The camera is shaped as a pistol, but is less realistic than the Doryu 2-16 or Gemmy. There is a folding frame finder at the top, which is perhaps removable.[1] There is a fake lens at the position of the pistol's nozzle, and the actual 25mm f/3.5 lens is situated in a recession situated below.[2] It has a fixed focus, and the aperture is adjustable from 3.5 to 11 by a control placed at an unknown position.[3]

The camera takes 16mm film in Mamiya 16 cassettes. There is a wheel on the left side, driven by the user's thumb, certainly used to advance the film, and a small window on the same side for an exposure counter. The shutter is certainly tripped by the trigger located in front of the handgrip.
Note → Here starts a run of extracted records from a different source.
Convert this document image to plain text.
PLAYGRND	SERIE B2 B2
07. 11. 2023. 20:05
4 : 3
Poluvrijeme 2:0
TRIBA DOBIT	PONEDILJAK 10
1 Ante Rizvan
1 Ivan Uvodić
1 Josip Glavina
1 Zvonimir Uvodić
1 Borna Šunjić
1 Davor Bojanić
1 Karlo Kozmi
Another button is visible under the trigger, perhaps used to open and lock the camera for film loading. The speeds are selected by a small index on the rear, below the advance wheel, with 100, 50, 25, B positions.

The name Seiki 16 and the company name SEIKI KOGAKU CO. are inscribed on the right side. Another illegible inscription appears on the left, under the exposure counter window.
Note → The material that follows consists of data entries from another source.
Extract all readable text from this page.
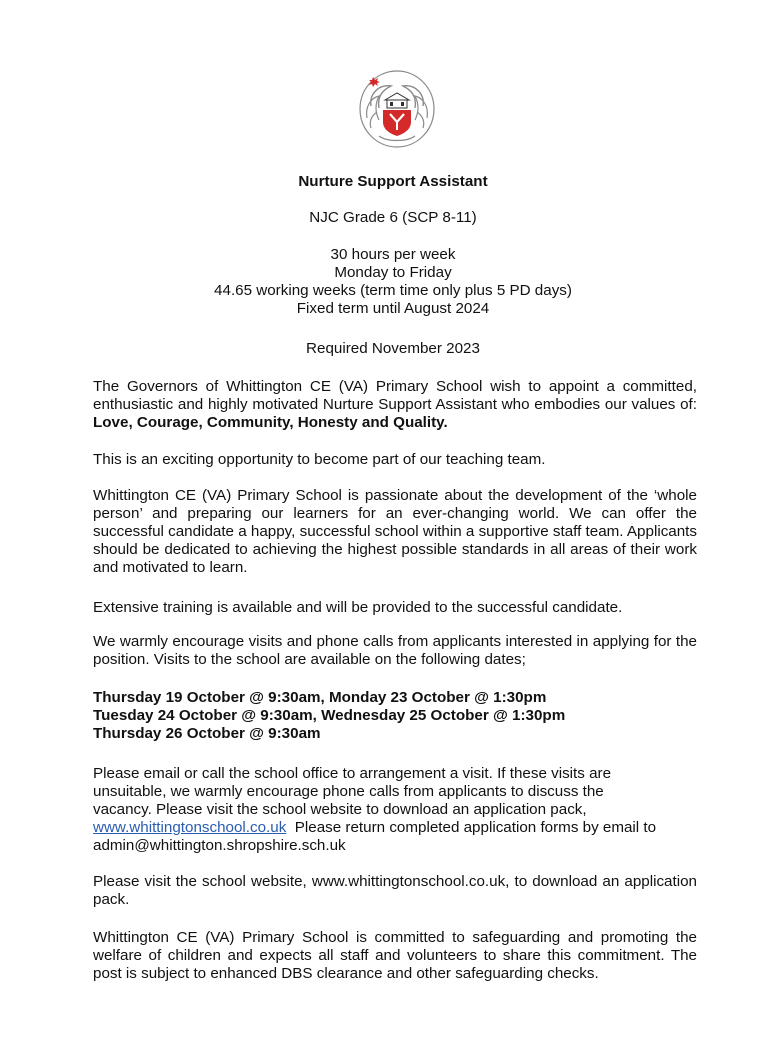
Nurture Support Assistant
NJC Grade 6 (SCP 8-11)
30 hours per week
Monday to Friday
44.65 working weeks (term time only plus 5 PD days)
Fixed term until August 2024
Required November 2023

The Governors of Whittington CE (VA) Primary School wish to appoint a committed, enthusiastic and highly motivated Nurture Support Assistant who embodies our values of: Love, Courage, Community, Honesty and Quality.

This is an exciting opportunity to become part of our teaching team.

Whittington CE (VA) Primary School is passionate about the development of the ‘whole person’ and preparing our learners for an ever-changing world. We can offer the successful candidate a happy, successful school within a supportive staff team. Applicants should be dedicated to achieving the highest possible standards in all areas of their work and motivated to learn.

Extensive training is available and will be provided to the successful candidate.

We warmly encourage visits and phone calls from applicants interested in applying for the position. Visits to the school are available on the following dates;

Thursday 19 October @ 9:30am, Monday 23 October @ 1:30pm
Tuesday 24 October @ 9:30am, Wednesday 25 October @ 1:30pm
Thursday 26 October @ 9:30am
Please email or call the school office to arrangement a visit. If these visits are
unsuitable, we warmly encourage phone calls from applicants to discuss the
vacancy. Please visit the school website to download an application pack,
www.whittingtonschool.co.uk  Please return completed application forms by email to
admin@whittington.shropshire.sch.uk

Please visit the school website, www.whittingtonschool.co.uk, to download an application pack.

Whittington CE (VA) Primary School is committed to safeguarding and promoting the welfare of children and expects all staff and volunteers to share this commitment. The post is subject to enhanced DBS clearance and other safeguarding checks.
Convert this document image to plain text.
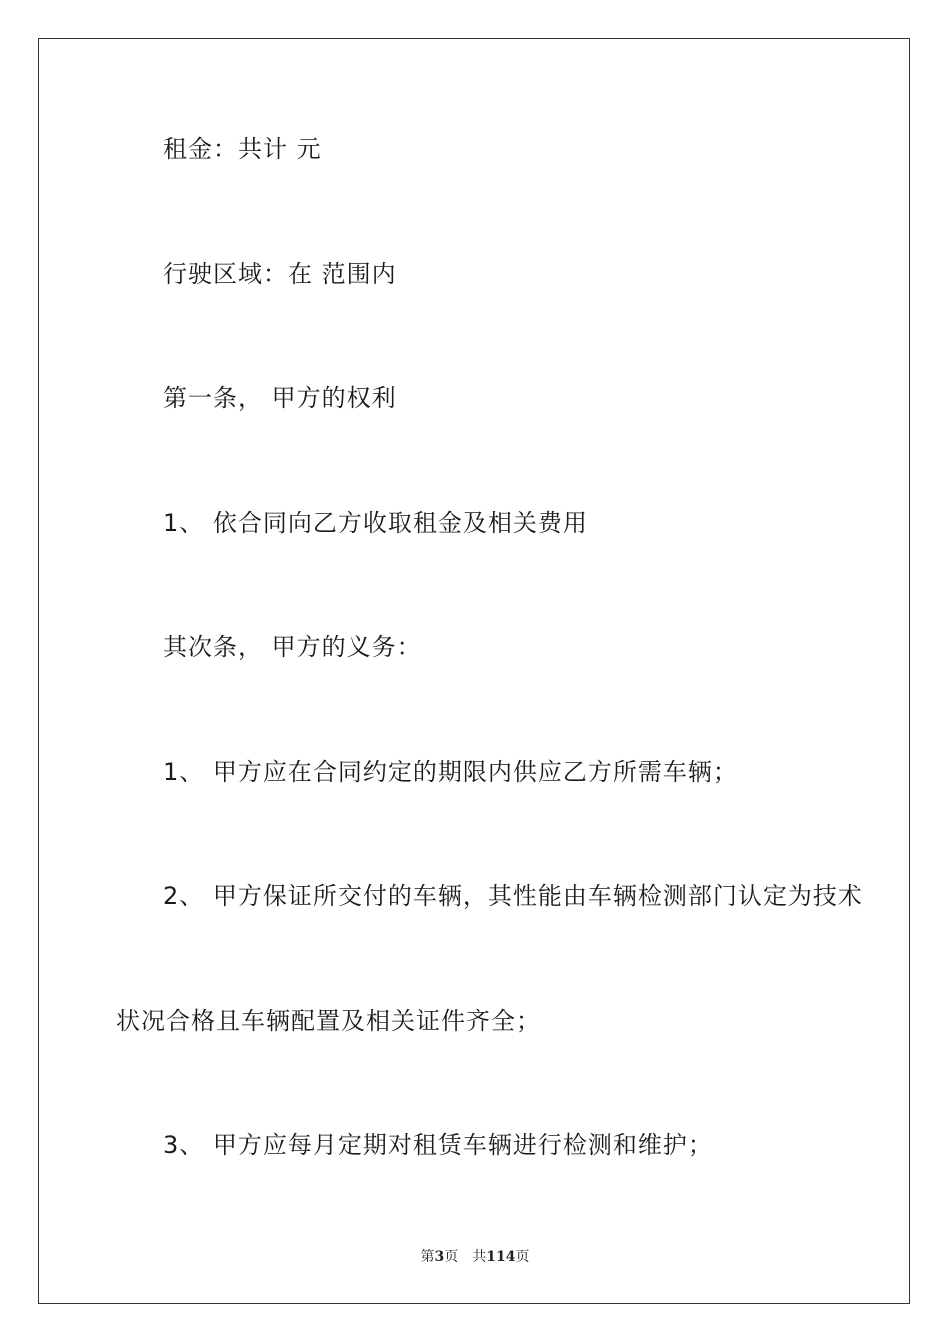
租金：共计 元

行驶区域：在 范围内

第一条， 甲方的权利

1、 依合同向乙方收取租金及相关费用

其次条， 甲方的义务：

1、 甲方应在合同约定的期限内供应乙方所需车辆；

2、 甲方保证所交付的车辆，其性能由车辆检测部门认定为技术

状况合格且车辆配置及相关证件齐全；

3、 甲方应每月定期对租赁车辆进行检测和维护；

第3页 共114页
The camera was certainly a derivative of the Seiki 16 subminiature made by the same company. It is only known by a single example pictured in Sugiyama, and it certainly remained at prototype level.
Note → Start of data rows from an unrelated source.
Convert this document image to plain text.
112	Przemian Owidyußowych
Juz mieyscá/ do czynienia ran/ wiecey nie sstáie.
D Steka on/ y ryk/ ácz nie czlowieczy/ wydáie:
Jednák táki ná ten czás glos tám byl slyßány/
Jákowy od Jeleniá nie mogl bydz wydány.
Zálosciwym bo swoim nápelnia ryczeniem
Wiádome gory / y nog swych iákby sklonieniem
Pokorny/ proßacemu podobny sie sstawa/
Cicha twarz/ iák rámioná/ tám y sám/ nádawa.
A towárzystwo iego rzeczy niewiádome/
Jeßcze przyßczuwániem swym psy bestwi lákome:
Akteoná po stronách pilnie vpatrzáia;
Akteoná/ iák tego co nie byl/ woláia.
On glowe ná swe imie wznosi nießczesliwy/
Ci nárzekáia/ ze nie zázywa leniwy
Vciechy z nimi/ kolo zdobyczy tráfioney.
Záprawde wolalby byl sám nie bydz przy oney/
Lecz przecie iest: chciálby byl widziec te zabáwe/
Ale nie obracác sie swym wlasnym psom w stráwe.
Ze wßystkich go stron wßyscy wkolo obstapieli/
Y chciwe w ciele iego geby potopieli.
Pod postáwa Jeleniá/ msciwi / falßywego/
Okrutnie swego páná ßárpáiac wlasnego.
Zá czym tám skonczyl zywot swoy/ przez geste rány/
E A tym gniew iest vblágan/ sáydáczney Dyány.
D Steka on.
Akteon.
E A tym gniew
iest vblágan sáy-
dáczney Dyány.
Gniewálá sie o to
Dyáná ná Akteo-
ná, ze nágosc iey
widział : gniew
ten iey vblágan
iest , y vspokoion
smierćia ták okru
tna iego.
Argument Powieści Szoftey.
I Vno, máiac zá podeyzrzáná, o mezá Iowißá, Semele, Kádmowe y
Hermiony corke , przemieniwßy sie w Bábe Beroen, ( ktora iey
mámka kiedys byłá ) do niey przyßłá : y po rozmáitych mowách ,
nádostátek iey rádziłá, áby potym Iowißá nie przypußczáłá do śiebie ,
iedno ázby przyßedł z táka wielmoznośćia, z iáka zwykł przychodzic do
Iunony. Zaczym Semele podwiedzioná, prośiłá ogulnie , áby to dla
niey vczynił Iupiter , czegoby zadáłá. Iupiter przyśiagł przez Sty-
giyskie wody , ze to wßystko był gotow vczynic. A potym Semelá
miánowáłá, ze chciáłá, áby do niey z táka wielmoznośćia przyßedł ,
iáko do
The Seiki was surely one of the first pistol-shaped cameras made in Japan, together with the Gemmy by Okada. Research on such cameras started in the late 1940s, certainly instigated by the police forces.[4] The intended use was to catch photographic evidence of criminal behaviour in the act. Other famous examples are the Doryu 2-16, which was sold to the general public in limited quantities, and the Mamiya Pistol, which was officially adopted by the Japanese police in 1954.


  1. Sugiyama, item 5132, provides two pictures of the camera, supposedly showing the same example. The viewfinder is deployed on the left picture but seems altogether absent on the right one, perhaps because it was removed.
  2. 25mm f/3.5: Sugiyama, item 5132.
  3. Aperture from 3.5 to 11: Sugiyama, item 5132.
  4. An article in Shashin Kōgyō March 1955 states that the Doryu company started to develop pistol-shaped cameras in 1949, with official support of the concerned authorities (see Doryu 1 and Doryu 2-16).


  • Sugiyama, Kōichi (杉山浩一); Naoi, Hiroaki (直井浩明); Bullock, John R. The Collector's Guide to Japanese Cameras. 国産カメラ図鑑 (Kokusan kamera zukan). Tokyo: Asahi Sonorama, 1985. ISBN 4-257-03187-5. Item 5132.

The Seiki 16 pistol camera is not listed in Kokusan kamera no rekishi.